I have written hitherto about real children, the eight and nine and ten year olds, because so many children have to-day the chance of beginning very young, and the younger the better. But I think most of what I have said is applicable also to older children, to the fourteens and fifteens. Certainly a boy of fourteen, generally a most hero-worshipping age at a public school, should be encouraged to observe good players as much as he can, and if he is a strong, well-grown boy he should soon be a good player himself. We have lately seen young Bocatzou, the French boy of fourteen, playing with Abe Mitchell on his own course, and that in a competition, and finishing in one round within three strokes of the great man. Young Tommy Morris was Open Champion at seventeen; America is full of infant prodigies of fifteen and sixteen. There are heaps of Bobby Joneses in embryo. There is no reason why a boy of sixteen with good opportunities should not be a very good golfer.
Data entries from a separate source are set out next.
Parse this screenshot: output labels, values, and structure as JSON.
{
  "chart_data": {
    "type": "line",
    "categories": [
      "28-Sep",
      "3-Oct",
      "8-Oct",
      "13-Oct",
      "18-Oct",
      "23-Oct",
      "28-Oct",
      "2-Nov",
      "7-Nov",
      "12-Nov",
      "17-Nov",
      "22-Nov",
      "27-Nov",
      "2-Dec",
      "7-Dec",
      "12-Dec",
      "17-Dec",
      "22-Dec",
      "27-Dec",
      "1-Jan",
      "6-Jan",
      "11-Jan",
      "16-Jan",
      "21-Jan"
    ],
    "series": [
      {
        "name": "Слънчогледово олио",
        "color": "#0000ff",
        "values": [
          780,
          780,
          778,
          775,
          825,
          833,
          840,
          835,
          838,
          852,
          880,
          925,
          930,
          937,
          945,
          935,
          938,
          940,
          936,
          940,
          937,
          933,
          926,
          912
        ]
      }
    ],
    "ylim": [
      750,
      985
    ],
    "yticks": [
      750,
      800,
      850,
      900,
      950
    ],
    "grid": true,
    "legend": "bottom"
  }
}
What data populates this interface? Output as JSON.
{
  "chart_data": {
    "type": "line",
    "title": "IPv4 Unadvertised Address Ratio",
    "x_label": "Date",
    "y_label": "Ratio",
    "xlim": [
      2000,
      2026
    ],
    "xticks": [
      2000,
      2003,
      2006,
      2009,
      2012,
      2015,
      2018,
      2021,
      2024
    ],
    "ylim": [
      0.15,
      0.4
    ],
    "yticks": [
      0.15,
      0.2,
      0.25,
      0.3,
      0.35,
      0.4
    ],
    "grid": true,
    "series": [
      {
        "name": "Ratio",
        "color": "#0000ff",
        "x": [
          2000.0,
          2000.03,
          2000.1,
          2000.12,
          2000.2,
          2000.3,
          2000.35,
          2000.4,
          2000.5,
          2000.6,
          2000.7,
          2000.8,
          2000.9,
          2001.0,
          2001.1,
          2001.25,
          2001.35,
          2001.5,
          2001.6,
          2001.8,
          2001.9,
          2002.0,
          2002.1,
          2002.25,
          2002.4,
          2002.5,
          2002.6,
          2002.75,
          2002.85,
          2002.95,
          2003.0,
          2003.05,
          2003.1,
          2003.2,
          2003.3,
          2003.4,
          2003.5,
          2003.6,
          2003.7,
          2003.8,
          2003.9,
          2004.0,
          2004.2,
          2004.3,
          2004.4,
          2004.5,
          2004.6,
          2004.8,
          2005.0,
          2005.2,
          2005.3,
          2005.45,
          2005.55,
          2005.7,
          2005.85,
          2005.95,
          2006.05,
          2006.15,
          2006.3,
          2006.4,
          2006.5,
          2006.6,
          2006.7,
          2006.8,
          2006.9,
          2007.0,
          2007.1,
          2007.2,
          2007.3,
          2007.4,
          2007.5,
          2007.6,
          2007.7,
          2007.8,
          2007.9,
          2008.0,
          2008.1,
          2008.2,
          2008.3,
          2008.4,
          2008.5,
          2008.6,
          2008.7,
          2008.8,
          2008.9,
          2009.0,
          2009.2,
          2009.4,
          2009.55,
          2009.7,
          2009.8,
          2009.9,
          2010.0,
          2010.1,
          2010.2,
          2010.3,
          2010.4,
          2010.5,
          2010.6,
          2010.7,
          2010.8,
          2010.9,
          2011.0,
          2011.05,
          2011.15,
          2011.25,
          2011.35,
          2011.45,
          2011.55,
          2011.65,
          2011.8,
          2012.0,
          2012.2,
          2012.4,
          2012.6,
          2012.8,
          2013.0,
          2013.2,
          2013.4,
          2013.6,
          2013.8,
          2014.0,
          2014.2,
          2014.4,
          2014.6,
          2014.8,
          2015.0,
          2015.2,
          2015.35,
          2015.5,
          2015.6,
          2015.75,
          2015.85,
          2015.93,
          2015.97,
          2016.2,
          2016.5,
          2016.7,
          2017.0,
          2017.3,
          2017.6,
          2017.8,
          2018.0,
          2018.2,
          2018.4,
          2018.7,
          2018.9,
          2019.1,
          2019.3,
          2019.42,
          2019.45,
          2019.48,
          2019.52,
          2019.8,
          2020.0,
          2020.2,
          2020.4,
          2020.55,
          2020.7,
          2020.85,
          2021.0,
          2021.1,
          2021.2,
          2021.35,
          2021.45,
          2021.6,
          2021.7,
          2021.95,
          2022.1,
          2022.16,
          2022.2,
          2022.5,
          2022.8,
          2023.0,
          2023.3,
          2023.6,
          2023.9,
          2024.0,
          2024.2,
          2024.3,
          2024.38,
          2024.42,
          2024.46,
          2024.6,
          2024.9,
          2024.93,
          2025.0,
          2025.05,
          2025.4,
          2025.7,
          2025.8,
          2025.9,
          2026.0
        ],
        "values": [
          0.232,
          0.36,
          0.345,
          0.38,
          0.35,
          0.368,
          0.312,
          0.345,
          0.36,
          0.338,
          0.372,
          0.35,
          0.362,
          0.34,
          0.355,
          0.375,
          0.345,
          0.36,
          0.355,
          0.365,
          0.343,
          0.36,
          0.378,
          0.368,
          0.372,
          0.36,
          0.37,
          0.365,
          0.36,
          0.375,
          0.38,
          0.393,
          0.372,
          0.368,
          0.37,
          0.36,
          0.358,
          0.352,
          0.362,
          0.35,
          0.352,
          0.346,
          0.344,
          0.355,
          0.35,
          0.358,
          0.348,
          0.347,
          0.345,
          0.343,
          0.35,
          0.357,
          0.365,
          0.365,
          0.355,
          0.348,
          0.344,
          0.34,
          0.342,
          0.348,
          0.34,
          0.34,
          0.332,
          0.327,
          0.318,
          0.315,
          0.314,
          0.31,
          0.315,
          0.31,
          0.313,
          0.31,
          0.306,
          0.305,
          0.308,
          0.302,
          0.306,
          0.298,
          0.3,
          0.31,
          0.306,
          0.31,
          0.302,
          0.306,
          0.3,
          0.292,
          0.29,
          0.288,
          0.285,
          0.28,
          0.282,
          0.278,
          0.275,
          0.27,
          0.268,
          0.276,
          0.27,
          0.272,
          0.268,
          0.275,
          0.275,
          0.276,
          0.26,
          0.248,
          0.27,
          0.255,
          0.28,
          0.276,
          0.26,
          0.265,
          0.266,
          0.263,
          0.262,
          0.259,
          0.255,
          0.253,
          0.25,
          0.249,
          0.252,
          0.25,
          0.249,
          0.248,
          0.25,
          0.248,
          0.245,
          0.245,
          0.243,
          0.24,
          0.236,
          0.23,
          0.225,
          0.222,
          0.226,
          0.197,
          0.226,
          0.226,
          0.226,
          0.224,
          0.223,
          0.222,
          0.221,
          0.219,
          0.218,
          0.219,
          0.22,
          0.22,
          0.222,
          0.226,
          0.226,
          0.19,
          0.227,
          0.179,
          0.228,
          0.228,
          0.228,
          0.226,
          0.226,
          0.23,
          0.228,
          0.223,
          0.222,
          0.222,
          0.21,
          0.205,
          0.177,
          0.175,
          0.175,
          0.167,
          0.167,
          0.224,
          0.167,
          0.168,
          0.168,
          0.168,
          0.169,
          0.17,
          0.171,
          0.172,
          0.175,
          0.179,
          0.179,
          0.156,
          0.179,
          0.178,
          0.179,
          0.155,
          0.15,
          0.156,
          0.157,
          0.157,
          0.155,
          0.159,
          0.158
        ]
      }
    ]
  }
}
When I hear a boy of that age remarked on by his adoring relations as wonderful because he has a handicap of eight or nine, I feel inclined to be thoroughly crabbed and unpleasant and say he ought to have a much lower one. Of course he will still have a great deal to learn, but he ought to be able to hit the ball in a way that may be ignorant but is the despair of many of his elders. He will not know enough to know what is the matter with him when he is 'off,' and generally he will have a good deal of hard thinking about the game before him if he is to make the best of himself as a golfer. Some young players play very well by instinct till they come to the almost inevitable thinking stage: then they lose confidence and never quite get over it. Others will not be bothered to think and remain instinctive players all their lives, good, but not so good as they might have been, with some weak joints in their harness. Perhaps they are the happier ones and the wiser. There is certainly such a thing as thinking too much about golf for our general well-being. But it is certain that nobody, young or old, will make the best of himself as a golfer if he does not think hard about the game and think intelligently. Whether it is worth the golfer's while to do so is a matter of taste and temperament which only he can decide.